Hosseinkhah and Javaheri Released From Prison
Yassamin Manteghi - 2008.01.06

Maryam Hosseinkhah and Jelveh Javaheri, two women rights activists in the campaign to end discriminatory laws in Iran who were imprisoned about 7 weeks ago were released earlier this week after meeting the bail conditions of the judiciary.
The defense attorney for both women who announced the release of the prisoners also said that the bail amount for both of his clients was reduced, making the payment possible by the family members of the victims. “Initially the bail amount had been set at 100 million Toman (about $120,000) by Tehran’s judiciary, but reduced to 5 million Toman (about $30,000) when the families of both women displayed their inability to provide the amounts,” he said. He reiterated that the charges against the two activists had not yet been formally communicated to him. Maryam Hosseinkhah is a journalist and web blogger who had been summoned to the judiciary on two occasions prior to her arrest in relation to her work at the Zanestan women’s web site, which had also been filtered out by the government. Jelveh Javaheri was a graduate student of sociology and also a writer for the internet site “Change for Equality” who was detained and sent to Evin prison a month ago, following her summons and interrogation by Tehran’s office of the prosecutor. Both women were active members of the Campaign to End Discriminatory Laws in Iran for over a year.

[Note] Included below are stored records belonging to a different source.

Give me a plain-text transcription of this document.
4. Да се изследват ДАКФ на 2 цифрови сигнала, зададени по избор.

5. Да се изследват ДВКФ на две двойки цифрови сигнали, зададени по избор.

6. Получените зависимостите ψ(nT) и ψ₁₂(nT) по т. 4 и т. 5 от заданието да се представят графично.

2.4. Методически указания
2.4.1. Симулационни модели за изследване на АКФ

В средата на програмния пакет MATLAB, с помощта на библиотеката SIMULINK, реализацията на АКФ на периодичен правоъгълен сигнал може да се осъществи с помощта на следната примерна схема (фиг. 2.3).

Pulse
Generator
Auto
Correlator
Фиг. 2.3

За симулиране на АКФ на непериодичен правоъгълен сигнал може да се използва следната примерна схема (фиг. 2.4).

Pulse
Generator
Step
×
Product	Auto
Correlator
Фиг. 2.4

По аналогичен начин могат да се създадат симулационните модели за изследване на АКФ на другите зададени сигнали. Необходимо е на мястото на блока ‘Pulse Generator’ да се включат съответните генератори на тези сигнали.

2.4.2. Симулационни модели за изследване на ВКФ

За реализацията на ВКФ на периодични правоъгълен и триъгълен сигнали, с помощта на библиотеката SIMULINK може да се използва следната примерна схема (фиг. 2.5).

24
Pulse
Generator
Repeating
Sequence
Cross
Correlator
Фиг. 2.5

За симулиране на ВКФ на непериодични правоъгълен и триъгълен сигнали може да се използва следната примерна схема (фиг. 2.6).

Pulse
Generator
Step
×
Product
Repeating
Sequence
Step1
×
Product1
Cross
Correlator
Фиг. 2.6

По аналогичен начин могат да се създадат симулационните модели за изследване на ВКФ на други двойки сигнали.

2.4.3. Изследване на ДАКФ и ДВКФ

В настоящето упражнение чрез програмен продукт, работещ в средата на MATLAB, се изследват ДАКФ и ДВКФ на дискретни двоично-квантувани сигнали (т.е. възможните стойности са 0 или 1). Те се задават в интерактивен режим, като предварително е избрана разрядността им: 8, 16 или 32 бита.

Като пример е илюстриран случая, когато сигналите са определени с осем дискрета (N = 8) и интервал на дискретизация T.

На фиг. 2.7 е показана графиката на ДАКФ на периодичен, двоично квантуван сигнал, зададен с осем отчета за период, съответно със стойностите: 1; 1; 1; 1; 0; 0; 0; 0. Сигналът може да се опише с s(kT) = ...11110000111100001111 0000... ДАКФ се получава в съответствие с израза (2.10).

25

While they were in detention, pro-government media, including the government Islamic Republic News Agency (IRNA), portrayed them to have been imprisoned because of their anti-state security activities. The charges were not communicated to the prisoners during their detention.
Following the protests of women rights activists in Iran over the charges raised by IRNA, the news agency changed its tune and made the same accusations against two other women’s rights activists, Ronak Saffarzadeh and Hanna Abdi, both of whom had been arrested a few months earlier in the province of Kurdistan. Iran’s minister of intelligence, Mohseni Ejei had publicly said that women’s rights activists were part of the “soft revolution” striving to overthrow the Iranian regime.
In related news, the offices of two organizations working closely with women activists, one managed by Shadi Sadr and the other by Mahbubeh Abbasgholizadeh, that had been sealed off and shut by law enforcement officials, were also officially reopened.